Crypto tax software can help address these challenges by automatically categorizing transactions. For instance, ZenLedger automatically handles lending, borrowing, wrapping, and other DeFi activities, recording taxable transactions and computing your tax obligations. And with support for over 100 DeFi protocols, you don’t have to lift a finger.
#3. Generating Paperwork
Most crypto users must file Form 8949 listing their transactions and carry over the totals to Schedule D on their Form 1040. But, of course, if you generate crypto income from staking, mining, or other activities, you may also need to file Schedule 1 or C to your Form 1040. And in some cases, you may need to file FinCEN 114/FBAR or other forms.
Crypto tax software can help automate the process by generating these forms on your behalf. These capabilities are beneficial if you have a lot of transactions to report on Form 8949. You don’t have to worry about entering data accurately or computing final figures.

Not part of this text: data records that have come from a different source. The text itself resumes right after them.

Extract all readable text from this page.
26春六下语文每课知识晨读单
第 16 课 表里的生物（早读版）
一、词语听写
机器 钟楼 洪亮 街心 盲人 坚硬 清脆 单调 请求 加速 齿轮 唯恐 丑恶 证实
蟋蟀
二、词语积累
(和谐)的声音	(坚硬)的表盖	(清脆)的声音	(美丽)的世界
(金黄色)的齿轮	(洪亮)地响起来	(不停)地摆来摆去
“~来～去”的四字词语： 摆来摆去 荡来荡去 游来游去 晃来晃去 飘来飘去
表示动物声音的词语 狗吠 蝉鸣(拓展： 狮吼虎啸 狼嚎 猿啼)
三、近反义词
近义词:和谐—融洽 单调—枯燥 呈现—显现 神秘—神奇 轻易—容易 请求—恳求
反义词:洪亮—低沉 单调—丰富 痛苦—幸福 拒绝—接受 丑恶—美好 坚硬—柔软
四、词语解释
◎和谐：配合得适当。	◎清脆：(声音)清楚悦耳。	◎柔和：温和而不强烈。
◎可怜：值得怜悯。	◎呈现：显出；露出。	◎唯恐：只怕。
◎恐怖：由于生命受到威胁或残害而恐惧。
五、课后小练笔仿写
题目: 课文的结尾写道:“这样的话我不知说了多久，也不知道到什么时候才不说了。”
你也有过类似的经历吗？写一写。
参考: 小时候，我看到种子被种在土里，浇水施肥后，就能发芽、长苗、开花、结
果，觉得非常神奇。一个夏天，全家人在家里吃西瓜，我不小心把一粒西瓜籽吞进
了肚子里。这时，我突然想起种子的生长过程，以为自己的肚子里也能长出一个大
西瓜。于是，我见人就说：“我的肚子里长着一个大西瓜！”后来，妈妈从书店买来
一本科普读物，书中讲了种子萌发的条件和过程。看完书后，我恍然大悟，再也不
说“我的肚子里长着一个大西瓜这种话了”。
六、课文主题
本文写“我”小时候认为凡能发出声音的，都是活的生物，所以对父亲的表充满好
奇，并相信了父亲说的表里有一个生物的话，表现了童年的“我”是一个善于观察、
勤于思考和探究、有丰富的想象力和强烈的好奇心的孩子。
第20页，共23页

And, if you use ZenLedger, you can even integrate with TurboTax.
#4. Finding Ways to Save
Benjamin Franklin once said, “nothing is certain but death and taxes.” While you’ll always owe taxes, there are steps you can take to reduce how much taxes you must pay.
Some popular ways to reduce taxes include:
- Long-term Holdings – The long-term capital gains tax rate is typically lower than the short-term capital gains tax rate, so try to hold positions for more than a year to minimize taxes.
- Accounting Methods – The accounting method you choose can significantly influence your cost basis and, ultimately, your capital gain on a per-transaction basis.
- Tax Loss Harvesting – Tax loss harvesting involves selling losing positions to realize the loss and then repurchasing the position in their portfolio, offsetting your capital gains elsewhere.
- Tax-Advantaged Accounts – Buying and selling crypto assets in an SDIRA can help eliminate or defer taxes.
Crypto tax software can help you take advantage of these techniques. For example, ZenLedger provides a tax loss harvesting tool that shows what crypto assets you could sell to lock in losses and offset your gains. In addition, you can easily compare accounting methods to determine the optimal way to compute your cost basis.
#5. Providing an Audit Trail
Crypto transactions could increase the risk of an audit, particularly if you have other audit-attracting aspects of your return. While the risk of an audit is low on an absolute basis, it’s always a good idea to prepare to defend yourself if the agency comes knocking. And that means having defensible accounting data at your fingertips.
Crypto tax software helps improve record-keeping and makes it easier than ever to create an audit defense. In fact, ZenLedger has a contract with the IRS as a preferred crypto tax software provider, making it a leader in helping both taxpayers and the IRS navigate the complexities of crypto tax filings – and helping customers sleep better at night!
The Bottom Line
Tax season is stressful for everyone, but crypto assets can be an extra thorn in the side. Fortunately, crypto tax software like ZenLedger can streamline tax filing by automatically aggregating transactions, computing your capital gain or loss, and generating the necessary forms. And you can even find opportunities to save on your year-end tax bill!